Eigenlijk is zakgeld maar een raar woord. Zeg het maar eens een aantal keren achter elkaar… Zakgeld, zakgeld, zakgeld, zakgeld. Geld in je zak. Ik ken één persoon die dat doet, zijn geld in zijn zak. Geen idee waarom hij dat doet. Een portemonnee heeft hij niet. “Waar laat hij dan zijn pinpas?”, is iets wat ik me dan nu afvraag en hem de eerstvolgende keer ook daadwerkelijk zal vragen.
Ik kreeg als kind wel zakgeld. En kleedgeld. Ik kan me niet meer herinneren vanaf welke leeftijd ik zakgeld kreeg. Misschien was ik toen een jaar of acht? Kleedgeld kreeg ik vanaf het voortgezet onderwijs. Het was de bedoeling dat ik spaarde. Met m’n zakgeld is me dat never nooit niet gelukt. Ik maakte het op aan snoep, geurpennen, briefpapier of te mooie gummetjes waar ik als gevolg van hun schoonheid niet mee wilde gummen. Met kleedgeld ging me dat iets beter af. Ik ging er twee keer per jaar met m’n moeder op uit om zélf kleding uit te kiezen en te betalen. Een winterjas, ondergoed en sokken kreeg ik nog. Dat hoefde ik niet zelf te betalen van m’n kleedgeld. Hieraan denkend komen er allerlei herinneringen aan kledingstukken boven, die ik van ‘m’n eigen geld’ gekocht heb. Een hele wijde spijkerbroek met een mintgroene oversized trui bij de winkel Jeans Centre, een t-shirt met lange mouwen van Esprit gekocht in Hoog Catherijne, twee hele wijde broeken in de kleur wijnrood en kerriegeel. En ik herinner me een gekregen knalgele winterjas van het merk NafNaf. Ik woonde in die jas! Ik herinner me ook nog dat ik bij dit soort shop-evenementen met regelmaat op de pof ging bij m’n ouders. Het bedrag dat ik kreeg was heus niet weinig, maar ook toen was mijn keuze veelal duurder dan m’n budget. De bereidheid van mijn ouders was groot, dus ik mocht ook op de pof, en ik betaalde alles tot op de cent terug.
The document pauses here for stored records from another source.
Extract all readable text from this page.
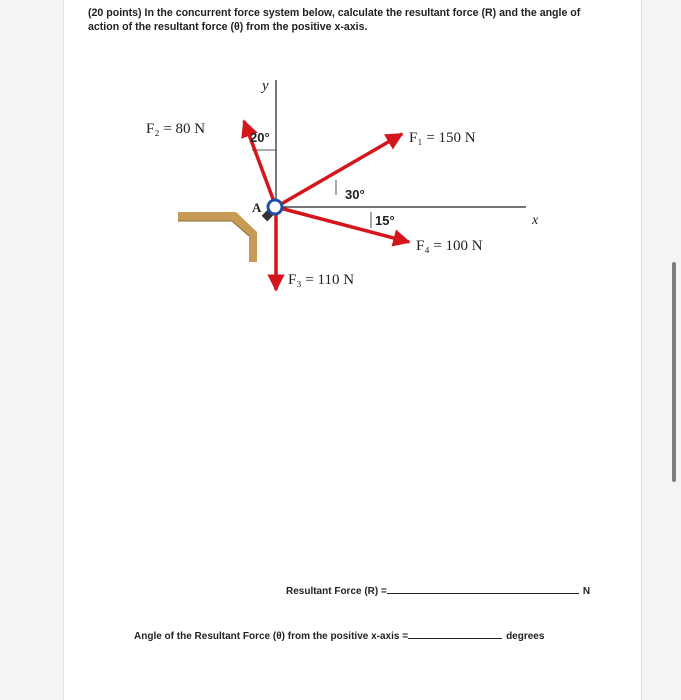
(20 points) In the concurrent force system below, calculate the resultant force (R) and the angle of action of the resultant force (θ) from the positive x-axis.

y
x
A
F₁ = 150 N
F₂ = 80 N
F₃ = 110 N
F₄ = 100 N
20°
30°
15°
Resultant Force (R) =	N
Angle of the Resultant Force (θ) from the positive x-axis =	degrees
Nee.. Zij hielden het in van m’n volgende tegoed.
En dan dit? ‘Vroegah’ betaalde ik met eurocheques!! Mooi zacht gekleurd papier, waarop een bedrag ingevuld kon worden en als je je pasje liet zien en de nummers correspondeerden, dan was het oké, of er nu een wit of rood tegoed was. Thuis bij m’n ouders wonend heb ik de kleur rood niet gezien. Toen ik op eigen benen kwam te staan, rekende ik mezelf rijker dan ik was en heb ik die kleur best goed leren kennen. Maar.. ook dat heb ik tot op de cent terugbetaald en ik heb ervan geleerd, omdat ik het heb ondervonden dat rood best leuk is als accent in m’n huis met een schilderij, een spatel, een tafellaken of een theedoek, maar wat betreft m’n bankrekening… nee… daar niet meer.
Sinds de zesde verjaardag van m’n oudste kind krijgt ook hij zakgeld. Het bedrag is behoorlijk, vind ik, zeker met de omrekenformule naar de florijn. Die bestaat niet meer in het nu, dus lijkt het weer minder veel dan het is. Onze oudste zoon lijkt in het omgaan met geld ontzettend veel op zijn vader: hij spaart liever heel veel dan dat hij het uitgeeft en als hij het al uitgeeft, wikt en weegt hij, winkelt hij, wikt en weegt hij opnieuw en kan hij zomaar besluiten zonder aankoop weer huiswaarts te gaan, omdat hij veel liever heeft dat zijn portemonnee zo lekker zwaar aanvoelt.
Ik vind dat geld moet rollen. Niet in m’n zak, maar van mij naar de kassa.